I’ve had the unfortunate experience of having to attend three funerals in the last week and a half. While none of them were unexpected, it’s always sad for the grieving families. But in an odd juxtaposition, I can’t help but think about how to grieve for the living, the Ghosts.
I’ve suffered many losses. Not by death, but by abandonment, also sometimes known as Ghosting in today’s vernacular. I feel like I’ve spent my entire life grieving on some level. It began with my biological father, who left when I was six months old, followed by my mother, who abandoned me when I was 11 years old, and then my adoptive father, who abandoned me when I was 15 years old. So even though those people are still living, I’ve had to grieve for those losses. At this juncture, they’ve come back into my life, somewhat hovering around as if they don’t quite know what to do with me, given the actions of their pasts. I know that I can say, on some level, I never got over those losses. And I certainly didn’t have the tools to properly grieve for them, then or now.
Meanwhile, due to so many upheavals during my past, I’ve lost many friends. And that has been the most difficult of all in my grieving process.
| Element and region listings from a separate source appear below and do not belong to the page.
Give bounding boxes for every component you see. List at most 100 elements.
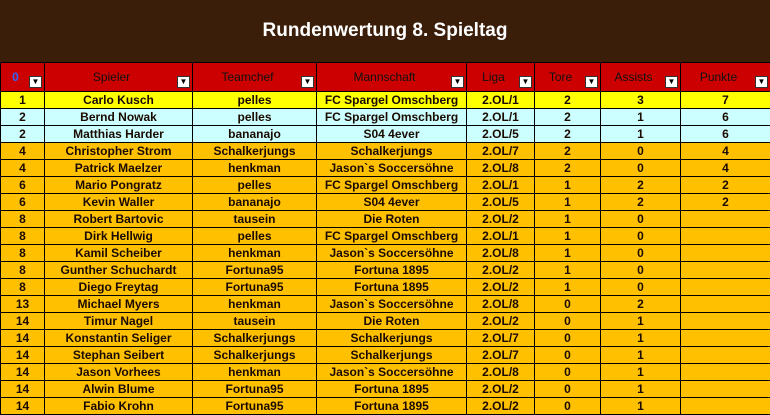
rank-cell[interactable]: 8	[0, 210, 45, 228]
team-cell[interactable]: Schalkerjungs	[316, 329, 467, 347]
league-cell[interactable]: 2.OL/8	[466, 244, 535, 262]
goals-cell[interactable]: 0	[534, 346, 601, 364]
goals-cell[interactable]: 2	[534, 91, 601, 109]
rank-cell[interactable]: 14	[0, 397, 45, 415]
goals-cell[interactable]: 2	[534, 159, 601, 177]
teamchef-cell[interactable]: Schalkerjungs	[192, 346, 317, 364]
assists-cell[interactable]: 0	[600, 261, 681, 279]
points-cell[interactable]	[680, 210, 770, 228]
player-cell[interactable]: Fabio Krohn	[44, 397, 193, 415]
league-cell[interactable]: 2.OL/2	[466, 278, 535, 296]
assists-cell[interactable]: 0	[600, 244, 681, 262]
goals-cell[interactable]: 0	[534, 397, 601, 415]
player-cell[interactable]: Patrick Maelzer	[44, 159, 193, 177]
filter-dropdown-icon[interactable]: ▼	[29, 76, 42, 88]
goals-cell[interactable]: 1	[534, 176, 601, 194]
assists-cell[interactable]: 1	[600, 329, 681, 347]
assists-cell[interactable]: 0	[600, 142, 681, 160]
player-cell[interactable]: Timur Nagel	[44, 312, 193, 330]
league-cell[interactable]: 2.OL/1	[466, 176, 535, 194]
filter-dropdown-icon[interactable]: ▼	[665, 76, 678, 88]
goals-cell[interactable]: 1	[534, 193, 601, 211]
league-cell[interactable]: 2.OL/2	[466, 312, 535, 330]
rank-cell[interactable]: 8	[0, 261, 45, 279]
league-cell[interactable]: 2.OL/7	[466, 346, 535, 364]
goals-cell[interactable]: 2	[534, 142, 601, 160]
team-cell[interactable]: Die Roten	[316, 210, 467, 228]
points-cell[interactable]: 4	[680, 142, 770, 160]
points-cell[interactable]: 6	[680, 125, 770, 143]
points-cell[interactable]: 7	[680, 91, 770, 109]
team-cell[interactable]: Schalkerjungs	[316, 346, 467, 364]
assists-cell[interactable]: 1	[600, 312, 681, 330]
goals-cell[interactable]: 2	[534, 108, 601, 126]
team-cell[interactable]: Fortuna 1895	[316, 278, 467, 296]
points-cell[interactable]	[680, 278, 770, 296]
filter-dropdown-icon[interactable]: ▼	[585, 76, 598, 88]
filter-dropdown-icon[interactable]: ▼	[519, 76, 532, 88]
assists-cell[interactable]: 2	[600, 193, 681, 211]
rank-cell[interactable]: 4	[0, 159, 45, 177]
goals-cell[interactable]: 1	[534, 261, 601, 279]
player-cell[interactable]: Bernd Nowak	[44, 108, 193, 126]
teamchef-cell[interactable]: pelles	[192, 227, 317, 245]
team-cell[interactable]: Fortuna 1895	[316, 261, 467, 279]
team-cell[interactable]: FC Spargel Omschberg	[316, 108, 467, 126]
points-cell[interactable]	[680, 295, 770, 313]
teamchef-cell[interactable]: henkman	[192, 244, 317, 262]
player-cell[interactable]: Konstantin Seliger	[44, 329, 193, 347]
team-cell[interactable]: S04 4ever	[316, 125, 467, 143]
player-cell[interactable]: Christopher Strom	[44, 142, 193, 160]
teamchef-cell[interactable]: pelles	[192, 91, 317, 109]
assists-cell[interactable]: 2	[600, 176, 681, 194]
rank-cell[interactable]: 14	[0, 346, 45, 364]
league-cell[interactable]: 2.OL/8	[466, 295, 535, 313]
assists-cell[interactable]: 0	[600, 210, 681, 228]
assists-cell[interactable]: 1	[600, 125, 681, 143]
player-cell[interactable]: Alwin Blume	[44, 380, 193, 398]
teamchef-cell[interactable]: henkman	[192, 363, 317, 381]
filter-dropdown-icon[interactable]: ▼	[177, 76, 190, 88]
goals-cell[interactable]: 2	[534, 125, 601, 143]
league-cell[interactable]: 2.OL/8	[466, 363, 535, 381]
team-cell[interactable]: FC Spargel Omschberg	[316, 227, 467, 245]
points-cell[interactable]	[680, 312, 770, 330]
player-cell[interactable]: Robert Bartovic	[44, 210, 193, 228]
team-cell[interactable]: Die Roten	[316, 312, 467, 330]
player-cell[interactable]: Gunther Schuchardt	[44, 261, 193, 279]
player-cell[interactable]: Michael Myers	[44, 295, 193, 313]
assists-cell[interactable]: 1	[600, 397, 681, 415]
league-cell[interactable]: 2.OL/8	[466, 159, 535, 177]
points-cell[interactable]	[680, 261, 770, 279]
assists-cell[interactable]: 1	[600, 363, 681, 381]
league-cell[interactable]: 2.OL/5	[466, 193, 535, 211]
league-cell[interactable]: 2.OL/1	[466, 108, 535, 126]
assists-cell[interactable]: 3	[600, 91, 681, 109]
rank-cell[interactable]: 14	[0, 329, 45, 347]
teamchef-cell[interactable]: bananajo	[192, 193, 317, 211]
league-cell[interactable]: 2.OL/2	[466, 261, 535, 279]
rank-cell[interactable]: 8	[0, 227, 45, 245]
league-cell[interactable]: 2.OL/7	[466, 329, 535, 347]
rank-cell[interactable]: 2	[0, 108, 45, 126]
teamchef-cell[interactable]: tausein	[192, 210, 317, 228]
player-cell[interactable]: Matthias Harder	[44, 125, 193, 143]
team-cell[interactable]: FC Spargel Omschberg	[316, 91, 467, 109]
goals-cell[interactable]: 1	[534, 210, 601, 228]
points-cell[interactable]: 2	[680, 176, 770, 194]
assists-cell[interactable]: 0	[600, 159, 681, 177]
league-cell[interactable]: 2.OL/1	[466, 227, 535, 245]
player-cell[interactable]: Kamil Scheiber	[44, 244, 193, 262]
player-cell[interactable]: Diego Freytag	[44, 278, 193, 296]
team-cell[interactable]: Jason`s Soccersöhne	[316, 363, 467, 381]
assists-cell[interactable]: 1	[600, 380, 681, 398]
assists-cell[interactable]: 0	[600, 278, 681, 296]
rank-cell[interactable]: 6	[0, 176, 45, 194]
points-cell[interactable]	[680, 363, 770, 381]
league-cell[interactable]: 2.OL/1	[466, 91, 535, 109]
league-cell[interactable]: 2.OL/2	[466, 380, 535, 398]
teamchef-cell[interactable]: pelles	[192, 176, 317, 194]
rank-cell[interactable]: 8	[0, 278, 45, 296]
goals-cell[interactable]: 1	[534, 278, 601, 296]
league-cell[interactable]: 2.OL/2	[466, 210, 535, 228]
I missed out on long term friendships because I was always moving away. In seventh grade, twice in eighth grade, and again in 10th grade. Anyone who’s ever been a teenager, especially between the ages of 11 to 15, can appreciate how painful it must be to say goodbye forever to your closest friends, your allies, your first loves, your lifelines.
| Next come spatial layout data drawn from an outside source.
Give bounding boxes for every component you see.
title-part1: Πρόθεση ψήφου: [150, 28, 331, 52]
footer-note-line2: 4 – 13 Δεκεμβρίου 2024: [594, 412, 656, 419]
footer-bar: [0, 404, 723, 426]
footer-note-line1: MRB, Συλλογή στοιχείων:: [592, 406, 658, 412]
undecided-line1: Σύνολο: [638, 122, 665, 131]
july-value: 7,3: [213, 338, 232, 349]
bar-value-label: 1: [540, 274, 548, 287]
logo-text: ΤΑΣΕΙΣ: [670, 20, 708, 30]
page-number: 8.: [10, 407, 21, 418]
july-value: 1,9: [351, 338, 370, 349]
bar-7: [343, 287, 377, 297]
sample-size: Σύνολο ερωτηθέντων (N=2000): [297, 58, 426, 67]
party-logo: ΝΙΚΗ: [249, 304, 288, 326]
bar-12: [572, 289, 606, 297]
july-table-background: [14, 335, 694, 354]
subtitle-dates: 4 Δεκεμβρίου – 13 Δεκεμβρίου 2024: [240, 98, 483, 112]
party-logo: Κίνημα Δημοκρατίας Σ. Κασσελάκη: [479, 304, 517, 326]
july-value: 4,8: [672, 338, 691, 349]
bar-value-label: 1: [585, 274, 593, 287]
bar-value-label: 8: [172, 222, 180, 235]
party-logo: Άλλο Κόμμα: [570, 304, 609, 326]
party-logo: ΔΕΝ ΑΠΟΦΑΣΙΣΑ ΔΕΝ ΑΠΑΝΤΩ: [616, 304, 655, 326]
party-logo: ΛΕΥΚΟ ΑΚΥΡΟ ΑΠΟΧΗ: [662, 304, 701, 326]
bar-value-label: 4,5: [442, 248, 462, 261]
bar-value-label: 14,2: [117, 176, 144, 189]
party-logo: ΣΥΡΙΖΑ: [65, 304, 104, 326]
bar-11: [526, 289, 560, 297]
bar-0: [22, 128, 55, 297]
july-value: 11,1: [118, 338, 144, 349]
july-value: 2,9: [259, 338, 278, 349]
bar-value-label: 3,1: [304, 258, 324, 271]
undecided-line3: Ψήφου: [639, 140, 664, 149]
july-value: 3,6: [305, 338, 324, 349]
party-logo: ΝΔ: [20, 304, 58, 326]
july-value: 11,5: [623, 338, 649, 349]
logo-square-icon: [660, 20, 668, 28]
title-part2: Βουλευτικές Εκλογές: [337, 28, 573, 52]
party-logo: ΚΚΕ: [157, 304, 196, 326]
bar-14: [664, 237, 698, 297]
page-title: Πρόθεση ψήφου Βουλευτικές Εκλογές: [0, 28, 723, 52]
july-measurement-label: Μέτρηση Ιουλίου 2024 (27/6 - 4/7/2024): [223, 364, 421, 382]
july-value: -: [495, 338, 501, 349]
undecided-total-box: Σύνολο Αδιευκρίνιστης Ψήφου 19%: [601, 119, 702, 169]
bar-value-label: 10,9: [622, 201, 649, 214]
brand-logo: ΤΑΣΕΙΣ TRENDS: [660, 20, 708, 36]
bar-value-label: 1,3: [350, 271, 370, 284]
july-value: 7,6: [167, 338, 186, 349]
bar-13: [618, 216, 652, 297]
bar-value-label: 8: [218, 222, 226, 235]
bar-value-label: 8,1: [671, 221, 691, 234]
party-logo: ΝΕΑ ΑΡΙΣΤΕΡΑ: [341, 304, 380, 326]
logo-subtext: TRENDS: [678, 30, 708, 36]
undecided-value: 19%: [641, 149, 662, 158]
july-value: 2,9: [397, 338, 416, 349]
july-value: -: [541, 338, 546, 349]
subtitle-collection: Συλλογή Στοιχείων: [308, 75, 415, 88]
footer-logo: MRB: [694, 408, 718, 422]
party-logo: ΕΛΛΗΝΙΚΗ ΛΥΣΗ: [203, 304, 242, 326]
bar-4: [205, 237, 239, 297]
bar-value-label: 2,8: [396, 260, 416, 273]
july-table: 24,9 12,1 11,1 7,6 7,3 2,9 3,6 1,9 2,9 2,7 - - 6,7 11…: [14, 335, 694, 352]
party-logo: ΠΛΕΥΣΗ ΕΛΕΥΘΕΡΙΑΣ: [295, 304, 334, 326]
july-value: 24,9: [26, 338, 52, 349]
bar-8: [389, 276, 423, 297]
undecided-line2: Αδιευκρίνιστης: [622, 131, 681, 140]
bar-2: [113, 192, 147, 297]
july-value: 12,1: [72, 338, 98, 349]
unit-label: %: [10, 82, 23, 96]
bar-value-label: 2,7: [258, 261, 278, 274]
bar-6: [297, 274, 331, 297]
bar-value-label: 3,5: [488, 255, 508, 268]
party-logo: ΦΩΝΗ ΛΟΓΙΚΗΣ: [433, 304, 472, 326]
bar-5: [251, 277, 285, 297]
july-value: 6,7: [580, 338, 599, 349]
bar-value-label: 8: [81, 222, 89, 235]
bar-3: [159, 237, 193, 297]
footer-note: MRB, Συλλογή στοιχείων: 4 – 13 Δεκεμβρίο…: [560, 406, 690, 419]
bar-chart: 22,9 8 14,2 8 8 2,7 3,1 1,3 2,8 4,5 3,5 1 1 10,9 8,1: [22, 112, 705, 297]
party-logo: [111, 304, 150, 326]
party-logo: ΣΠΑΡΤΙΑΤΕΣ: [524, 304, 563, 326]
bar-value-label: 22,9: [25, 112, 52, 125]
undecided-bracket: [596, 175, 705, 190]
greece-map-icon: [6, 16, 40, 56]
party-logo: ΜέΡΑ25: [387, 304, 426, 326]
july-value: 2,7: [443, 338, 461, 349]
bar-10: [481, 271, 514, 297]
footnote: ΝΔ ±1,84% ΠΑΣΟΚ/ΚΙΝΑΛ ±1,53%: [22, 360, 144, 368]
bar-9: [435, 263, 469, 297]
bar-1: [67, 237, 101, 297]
As an adult, I have suffered additional losses by those I call the living ghosts. Those who have decided to leave me and not let me know why. And while I suspect I know what their reasons are, and feel I have no choice but to respect them, I just feel tremendous grief and loss, all the time.
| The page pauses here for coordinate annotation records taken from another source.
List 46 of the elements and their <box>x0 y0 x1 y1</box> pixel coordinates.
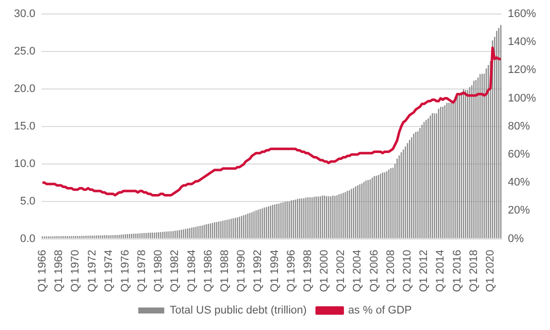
x-tick-label: Q1 2010 <box>402 250 414 292</box>
x-tick-label: Q1 1976 <box>119 250 132 292</box>
x-tick-label: Q1 1994 <box>268 250 281 292</box>
x-tick-label: Q1 1984 <box>186 250 198 292</box>
legend-label: Total US public debt (trillion) <box>170 304 307 317</box>
y-tick-label: 25.0 <box>14 46 36 58</box>
x-tick-label: Q1 2014 <box>434 250 447 292</box>
y-tick-label: 10.0 <box>14 158 36 170</box>
x-tick-label: Q1 2018 <box>468 250 480 292</box>
x-tick-label: Q1 1972 <box>86 250 98 292</box>
y2-tick-label: 0% <box>508 232 524 245</box>
y2-tick-label: 80% <box>508 120 530 132</box>
x-tick-label: Q1 2002 <box>335 250 348 292</box>
x-tick-label: Q1 1982 <box>169 250 182 292</box>
y2-tick-label: 60% <box>508 148 530 161</box>
y-tick-label: 20.0 <box>14 82 36 95</box>
x-tick-label: Q1 1978 <box>136 250 148 292</box>
y2-tick-label: 120% <box>508 64 536 76</box>
x-tick-label: Q1 1986 <box>202 250 214 292</box>
y2-tick-label: 100% <box>508 92 536 104</box>
x-tick-label: Q1 1980 <box>152 250 165 292</box>
y-tick-label: 0.0 <box>20 232 36 245</box>
x-tick-label: Q1 1970 <box>70 250 82 292</box>
x-tick-label: Q1 2008 <box>384 250 397 292</box>
x-tick-label: Q1 1966 <box>36 250 48 292</box>
x-tick-label: Q1 1998 <box>302 250 314 292</box>
y2-tick-label: 40% <box>508 176 530 189</box>
y2-tick-label: 20% <box>508 204 530 217</box>
y-tick-label: 30.0 <box>14 8 36 20</box>
x-tick-label: Q1 2016 <box>451 250 464 292</box>
x-tick-label: Q1 1988 <box>219 250 231 292</box>
x-tick-label: Q1 2004 <box>352 250 364 292</box>
x-tick-label: Q1 1996 <box>285 250 298 292</box>
y-tick-label: 5.0 <box>20 195 36 208</box>
y2-tick-label: 160% <box>508 8 536 20</box>
x-tick-label: Q1 2020 <box>484 250 496 292</box>
x-tick-label: Q1 1974 <box>102 250 115 292</box>
x-tick-label: Q1 1990 <box>236 250 248 292</box>
x-tick-label: Q1 1992 <box>252 250 264 292</box>
x-tick-label: Q1 2000 <box>318 250 331 292</box>
x-tick-label: Q1 1968 <box>53 250 66 292</box>
legend-label: as % of GDP <box>348 304 412 317</box>
x-tick-label: Q1 2012 <box>418 250 430 292</box>
y-tick-label: 15.0 <box>14 120 36 132</box>
y2-tick-label: 140% <box>508 36 536 48</box>
x-tick-label: Q1 2006 <box>368 250 380 292</box>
As I reflect on these funerals that I’ve attended recently, I observed that the survivors are understood and nurtured in their grief. While painful for them, it is a finality of sorts which usually allows them to begin the process of learning to live without their loved one for the rest of their lives. However, when dealing with abandonment and ghosting, I am not afforded the same comfort. The person lives on, sometimes in my midst, and I am left wondering what could have been. I will always wonder what could have been done differently or what I could have done differently to avoid the pain of so much loss. It is simply a variant, unvalidated form of grieving that never seems to abate or heal. I can’t help but wonder how I’ll feel when the loss is final, once they’ve reached the end of their lives. Will I then finally be able to grieve and accept the loss and heal?